Maria Pia Morelli, MD, PhD: The first question when selecting a target is, is it safe and is it widely expressed to really trigger the response that you're looking for. Now, if we think about CAR, CARs are different than TCR because CAR is almost like an antibody construct that is binding a specific antigen that is expressed on the cancer cells, but these antigens are often also expressed on healthy normal tissue. So, one of the main concerns is that yes, we are targeting a valuable target, but what is the on-target off-cancer side effect?
What is a strategy you are working on to address these challenges?
Morelli: To answer this question, we have a clinical trial with a CAR-T that is targeting CEA, which is widely expressed in both colorectal and pancreatic cancers. In fact, we’ve used CEA as a tumor marker for those diseases.In the past, this target has been explored in another trial, but the main concern was that the highest dose started to show some kind of therapeutic effect, but we started to see side effects because CEA is also expressed on healthy tissue. Severe diarrhea was probably one of the most significant side effects that compromised the development of this type of product.
So to get around this issue, we have a product that actually has a logic gate that basically exploits a specific characteristic of the cancer, loss of heterozygosity (LOH). So basically, in the BASECAMP-1 and EVEREST-1 trials, we screen our patients for their HLA, which is something that is very specific to each person.Since cancer cells usually have LOH, A2 Bio has developed a beta blocker for it. So basically, you have a CAR-T that with one arm is able to bind the CEA that is expressed on the cancer cell, so recognizing the cancer cell and triggering all the activation of the T-cells, but at the same time as a blocker recognizes the HLA expression on the normal cells. So it will prevent those off-cancer, on-target side effects. And EVEREST-1 is a multicenter trial we have opened here; we’ve already treated several patients, so stay tuned for more data. It's enrolling in both colorectal and pancreatic cancer. So this is a very valuable technology because, eventually, it can apply to more different targets and become definitely like a wildly clinical application.
What are some potential future applications with logic-gating?

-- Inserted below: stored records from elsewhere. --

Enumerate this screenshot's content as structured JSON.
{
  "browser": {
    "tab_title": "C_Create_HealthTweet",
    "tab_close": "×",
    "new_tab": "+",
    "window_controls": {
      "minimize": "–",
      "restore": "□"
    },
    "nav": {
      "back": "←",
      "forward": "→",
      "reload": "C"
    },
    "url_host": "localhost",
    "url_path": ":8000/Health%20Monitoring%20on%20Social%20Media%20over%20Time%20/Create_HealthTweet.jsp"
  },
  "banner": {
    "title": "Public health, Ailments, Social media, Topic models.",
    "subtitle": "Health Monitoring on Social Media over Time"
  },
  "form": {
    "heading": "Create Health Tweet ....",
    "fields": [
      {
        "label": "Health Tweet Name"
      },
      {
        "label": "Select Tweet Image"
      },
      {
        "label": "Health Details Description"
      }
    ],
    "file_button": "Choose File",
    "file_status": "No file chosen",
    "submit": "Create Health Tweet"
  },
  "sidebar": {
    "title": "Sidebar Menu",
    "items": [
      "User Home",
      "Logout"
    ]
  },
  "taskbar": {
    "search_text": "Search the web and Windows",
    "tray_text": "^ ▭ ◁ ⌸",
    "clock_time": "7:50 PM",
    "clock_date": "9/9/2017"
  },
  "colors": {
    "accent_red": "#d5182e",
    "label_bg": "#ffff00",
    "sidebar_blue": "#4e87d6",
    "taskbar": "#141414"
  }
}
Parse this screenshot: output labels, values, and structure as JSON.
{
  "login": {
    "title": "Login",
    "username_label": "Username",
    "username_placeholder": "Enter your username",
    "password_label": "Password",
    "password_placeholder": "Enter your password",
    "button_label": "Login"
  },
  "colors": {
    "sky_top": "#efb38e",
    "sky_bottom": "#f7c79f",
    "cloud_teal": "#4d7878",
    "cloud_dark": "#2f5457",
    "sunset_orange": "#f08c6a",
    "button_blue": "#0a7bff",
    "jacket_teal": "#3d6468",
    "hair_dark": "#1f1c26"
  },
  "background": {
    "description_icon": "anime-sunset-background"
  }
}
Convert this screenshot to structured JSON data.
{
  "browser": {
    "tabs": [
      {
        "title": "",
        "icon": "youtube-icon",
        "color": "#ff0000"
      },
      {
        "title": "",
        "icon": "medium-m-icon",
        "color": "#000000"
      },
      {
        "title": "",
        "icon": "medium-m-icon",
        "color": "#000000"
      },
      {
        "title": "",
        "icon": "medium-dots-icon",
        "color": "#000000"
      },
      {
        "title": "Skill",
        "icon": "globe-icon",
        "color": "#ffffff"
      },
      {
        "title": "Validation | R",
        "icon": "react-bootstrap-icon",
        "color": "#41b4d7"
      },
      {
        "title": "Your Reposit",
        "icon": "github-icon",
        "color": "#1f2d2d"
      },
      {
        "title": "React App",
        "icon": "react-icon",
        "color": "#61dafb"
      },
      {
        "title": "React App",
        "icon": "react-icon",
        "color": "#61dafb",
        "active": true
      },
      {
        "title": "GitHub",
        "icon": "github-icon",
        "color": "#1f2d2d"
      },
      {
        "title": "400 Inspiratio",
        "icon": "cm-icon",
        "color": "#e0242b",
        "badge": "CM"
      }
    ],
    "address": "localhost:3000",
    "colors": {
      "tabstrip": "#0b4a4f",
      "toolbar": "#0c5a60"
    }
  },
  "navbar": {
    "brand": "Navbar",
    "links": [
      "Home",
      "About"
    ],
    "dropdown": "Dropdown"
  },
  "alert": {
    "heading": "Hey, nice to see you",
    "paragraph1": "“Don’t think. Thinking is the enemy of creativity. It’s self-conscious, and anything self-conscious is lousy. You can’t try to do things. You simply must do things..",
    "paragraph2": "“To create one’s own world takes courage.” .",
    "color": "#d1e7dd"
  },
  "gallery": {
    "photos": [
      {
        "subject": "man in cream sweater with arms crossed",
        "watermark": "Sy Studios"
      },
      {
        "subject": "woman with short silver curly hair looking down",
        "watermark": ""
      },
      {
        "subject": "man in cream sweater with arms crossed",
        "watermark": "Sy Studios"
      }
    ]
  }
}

Morelli: The idea of having this blocker, this gate, this can help to expand the number of targets that you can actually use. Like CEA is widely expressed in colorectal, pancreatic cancer, lung cancer and ovarian as well. But now we're working on mesothelin which has always been very appealing as a target. Many groups have been working on mesothelin as a CAR, and unfortunately it has some side effects because mesothelin can also be expressed on pleural healthy tissue and peritoneal healthy tissue. In this case, because of the blocker, we can actually use it, and if you think about mesothelin expression of ovarian cancer, lung cancer, pancreatic cancer, mesothelioma, peritoneal malignancies- there is really a wide range of applications for that.
So, we've already opened EVEREST-1 which is targeting CEA, and we are in a process of opening EVEREST-2 that is targeting mesothelin. So, there’s more and more targets that we can use thanks to the presence of this blocker that really increases the therapeutic window, meaning we can give higher dose of cells to increase the activity without having to worry about severe side effects that can actually be life threatening in some situations. So, it’s very exciting.
We are definitely also expanding the HLA library, which is something very important. HLA-A*02 is one of the most expressed types in the population but definitely doesn't cover everyone. So, we’re definitely working on increasing that range.